Le FESF élargit discrètement sa palette d’outils utiles aux Etats en difficulté
Depuis sa dégradation à AA+ par Standards and Poor’s et l’annonce de la mise en place anticipée du Mécanisme européen de stabilité (MES), la structure du Fonds européen de stabilité financière (FESF) n’est plus débattue. Cela ne l’empêche pas de poursuivre sa mue. La semaine dernière, il a lancé le véhicule de protection des obligations souveraines européennes (European Sovereign Bond Protection Facility ou ESBPF), une société anonyme basée au Luxembourg, qui pourra émettre des «certificats de protection». La création de ce nouvel outil avait été décidée en octobre dernier, comme celle de fonds de co-investissement, pour augmenter la force de frappe du fonds de secours.
Théoriquement, le FESF peut désormais offrir des «certificats de protection partielle» attachés aux nouvelles émissions des Etats membres. Ils permettraient à ceux qui sont en difficulté d’émettre à des taux raisonnables en garantissant leurs obligations à hauteur de 20 à 30% de leur principal. Cependant, «même si l’ESBPF est désormais prête, elle ne sera activée qu’à la demande d’un Etat membre», a souligné le directeur du fonds, Klaus Regling. En revanche, il assure que de nombreux investisseurs internationaux se sont déclarés prêts à investir dans les certificats.
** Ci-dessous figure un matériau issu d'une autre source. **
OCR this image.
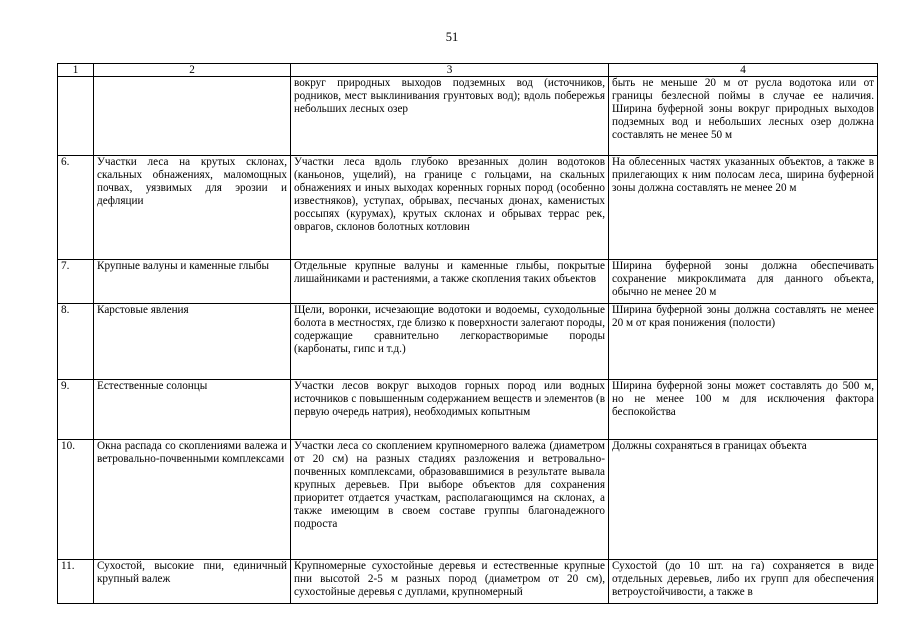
51
1	2	3	4
		вокруг природных выходов подземных вод (источников, родников, мест выклинивания грунтовых вод); вдоль побережья небольших лесных озер	быть не меньше 20 м от русла водотока или от границы безлесной поймы в случае ее наличия. Ширина буферной зоны вокруг природных выходов подземных вод и небольших лесных озер должна составлять не менее 50 м
6.	Участки леса на крутых склонах, скальных обнажениях, маломощных почвах, уязвимых для эрозии и дефляции	Участки леса вдоль глубоко врезанных долин водотоков (каньонов, ущелий), на границе с гольцами, на скальных обнажениях и иных выходах коренных горных пород (особенно известняков), уступах, обрывах, песчаных дюнах, каменистых россыпях (курумах), крутых склонах и обрывах террас рек, оврагов, склонов болотных котловин	На облесенных частях указанных объектов, а также в прилегающих к ним полосам леса, ширина буферной зоны должна составлять не менее 20 м
7.	Крупные валуны и каменные глыбы	Отдельные крупные валуны и каменные глыбы, покрытые лишайниками и растениями, а также скопления таких объектов	Ширина буферной зоны должна обеспечивать сохранение микроклимата для данного объекта, обычно не менее 20 м
8.	Карстовые явления	Щели, воронки, исчезающие водотоки и водоемы, суходольные болота в местностях, где близко к поверхности залегают породы, содержащие сравнительно легкорастворимые породы (карбонаты, гипс и т.д.)	Ширина буферной зоны должна составлять не менее 20 м от края понижения (полости)
9.	Естественные солонцы	Участки лесов вокруг выходов горных пород или водных источников с повышенным содержанием веществ и элементов (в первую очередь натрия), необходимых копытным	Ширина буферной зоны может составлять до 500 м, но не менее 100 м для исключения фактора беспокойства
10.	Окна распада со скоплениями валежа и ветровально-почвенными комплексами	Участки леса со скоплением крупномерного валежа (диаметром от 20 см) на разных стадиях разложения и ветровально-почвенных комплексами, образовавшимися в результате вывала крупных деревьев. При выборе объектов для сохранения приоритет отдается участкам, располагающимся на склонах, а также имеющим в своем составе группы благонадежного подроста	Должны сохраняться в границах объекта
11.	Сухостой, высокие пни, единичный крупный валеж	Крупномерные сухостойные деревья и естественные крупные пни высотой 2-5 м разных пород (диаметром от 20 см), сухостойные деревья с дуплами, крупномерный	Сухостой (до 10 шт. на га) сохраняется в виде отдельных деревьев, либо их групп для обеспечения ветроустойчивости, а также в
«Si l’investisseur est persuadé de la faillite d’un Etat, il n’achètera pas de certificat, ce serait comme prendre une garantie sur les portes et les fenêtres de sa maison alors qu’on sait qu’elle va brûler entièrement», estime cependant Jacques Cailloux, économiste chez RBS. La garantie, versée en cash ou en obligations du FESF, ne jouerait que si son détenteur possède les obligations souveraines sous-jacentes et en cas d’événement de crédit au sens de l’Isda. Cependant, contrairement à ce qui se passe pour les CDS, le comité de détermination de l’Isda ne doit pas forcément avoir été saisi pour activer les certificats.
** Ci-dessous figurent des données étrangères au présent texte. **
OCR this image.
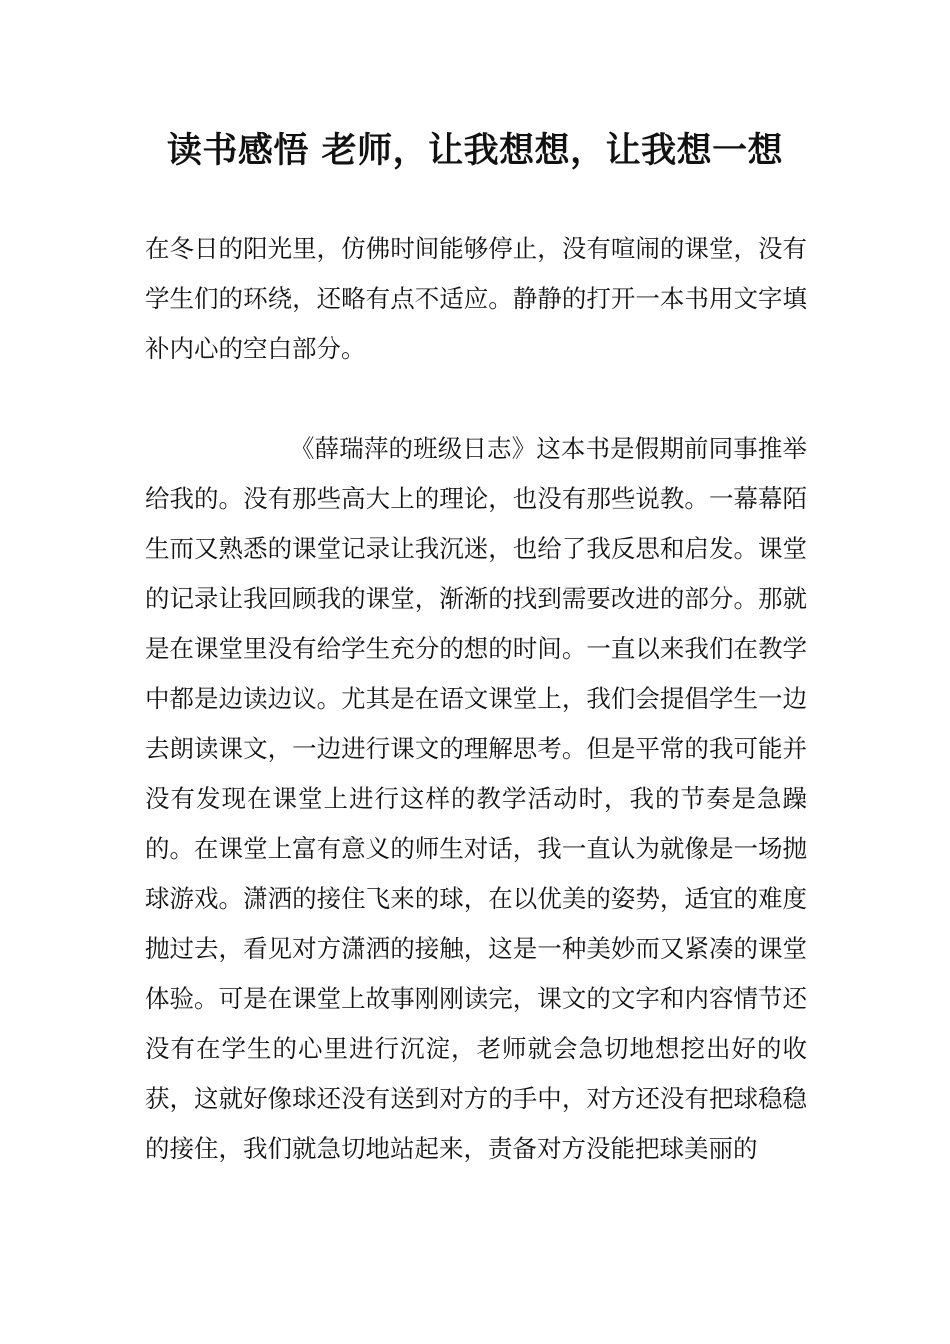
读书感悟 老师，让我想想，让我想一想

在冬日的阳光里，仿佛时间能够停止，没有喧闹的课堂，没有学生们的环绕，还略有点不适应。静静的打开一本书用文字填补内心的空白部分。

《薛瑞萍的班级日志》这本书是假期前同事推举给我的。没有那些高大上的理论，也没有那些说教。一幕幕陌生而又熟悉的课堂记录让我沉迷，也给了我反思和启发。课堂的记录让我回顾我的课堂，渐渐的找到需要改进的部分。那就是在课堂里没有给学生充分的想的时间。一直以来我们在教学中都是边读边议。尤其是在语文课堂上，我们会提倡学生一边去朗读课文，一边进行课文的理解思考。但是平常的我可能并没有发现在课堂上进行这样的教学活动时，我的节奏是急躁的。在课堂上富有意义的师生对话，我一直认为就像是一场抛球游戏。潇洒的接住飞来的球，在以优美的姿势，适宜的难度抛过去，看见对方潇洒的接触，这是一种美妙而又紧凑的课堂体验。可是在课堂上故事刚刚读完，课文的文字和内容情节还没有在学生的心里进行沉淀，老师就会急切地想挖出好的收获，这就好像球还没有送到对方的手中，对方还没有把球稳稳的接住，我们就急切地站起来，责备对方没能把球美丽的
«Il peut y avoir un marché assez spécifique pour les investisseurs qui sont convaincus qu’un pays ne fera jamais défaut mais qu’en cas de crise de liquidité le certificat leur permettrait de réduire leur exposition nette à ce pays», assure l'économiste. Pour le directeur de la recherche taux de Nomura, Nick Firoozye, «les certificats pourraient être intéressants pour le Portugal mais pas pour l’Italie car si l’Italie fait défaut, le FESF ferait aussi défaut et les certificats ne vaudraient plus rien».